L. 432-3, une carte de résident est renouvelable de plein droit ". Aux termes de l'article L. 433-3 du même code : " Lorsque l'étranger titulaire d'une carte de séjour pluriannuelle d'une durée de quatre ans, d'une carte de résident ou d'un titre de séjour d'une durée supérieure à un an prévu par une stipulation internationale en demande le renouvellement, il peut justifier de la régularité de son séjour entre la date d'expiration de ce document et la décision prise par l'autorité administrative sur sa demande par la présentation de la carte ou du titre expiré, dans la limite de trois mois à compter de cette date d'expiration. (.) ".

5 En l'espèce, il ressort des pièces du dossier que l'attestation de prolongation d'instruction de Mme B n'a pas été renouvelée au-delà du 26 décembre 2024. Cette absence de renouvellement ne peut que révéler l'existence, à cette date, d'une décision implicite de rejet opposée par le préfet de Seine-et-Marne à la demande de renouvellement de la carte de résident de l'intéressée présentée par l'intéressée le 13 août 2024.

6 Par suite, comme il l'a été précisé au point 3, une décision de refus de délivrance d'un titre de séjour ne portant pas, par elle-même, et quand bien même il serait soutenu que cette délivrance serait, comme en l'espèce, de plein droit, une atteinte grave et manifestement illégale à une liberté fondamentale au sens de l'article L. 521-2 du code de justice administrative, la requête de Mme B ne pourra qu'être rejetée selon la procédure de l'article L. 522-3 du code de justice administrative.

O R D O N N E :

Article 1er : La requête de Mme A B est rejetée.
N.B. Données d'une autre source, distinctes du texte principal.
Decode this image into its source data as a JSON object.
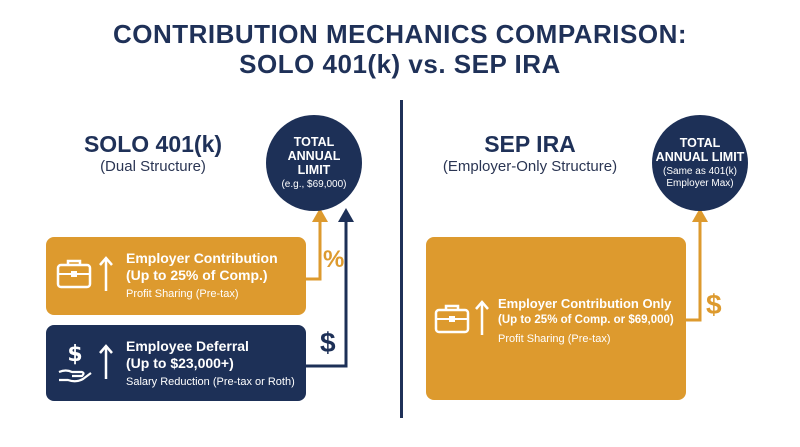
{
  "title": {
    "line1": "CONTRIBUTION MECHANICS COMPARISON:",
    "line2": "SOLO 401(k) vs. SEP IRA"
  },
  "left": {
    "heading": "SOLO 401(k)",
    "subheading": "(Dual Structure)",
    "limit_circle": {
      "title": "TOTAL ANNUAL LIMIT",
      "line1": "TOTAL",
      "line2": "ANNUAL",
      "line3": "LIMIT",
      "subtitle": "(e.g., $69,000)"
    },
    "employer_box": {
      "title_line1": "Employer Contribution",
      "title_line2": "(Up to 25% of Comp.)",
      "subtitle": "Profit Sharing (Pre-tax)"
    },
    "employee_box": {
      "title_line1": "Employee Deferral",
      "title_line2": "(Up to $23,000+)",
      "subtitle": "Salary Reduction (Pre-tax or Roth)"
    },
    "percent_symbol": "%",
    "dollar_symbol": "$"
  },
  "right": {
    "heading": "SEP IRA",
    "subheading": "(Employer-Only Structure)",
    "limit_circle": {
      "line1": "TOTAL",
      "line2": "ANNUAL LIMIT",
      "sub1": "(Same as 401(k)",
      "sub2": "Employer Max)"
    },
    "employer_box": {
      "title_line1": "Employer Contribution Only",
      "title_line2": "(Up to 25% of Comp. or $69,000)",
      "subtitle": "Profit Sharing (Pre-tax)"
    },
    "dollar_symbol": "$"
  },
  "colors": {
    "navy": "#1d3057",
    "gold": "#dd9a2e",
    "background": "#ffffff"
  },
  "icons": [
    "briefcase-icon",
    "arrow-up-icon",
    "dollar-hand-icon"
  ]
}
Article 2 : La présente ordonnance sera notifiée à Madame A B épouse C et au préfet de Seine-et-Marne.

Le juge des référés,

Signé : M. AYMARD

La République mande et ordonne au ministre d'Etat, ministre de l'intérieur, en ce qui le concerne ou à tous commissaires de justice à ce requis en ce qui concerne les voies de droit commun contre les parties privées de pourvoir à l'exécution du présent jugement.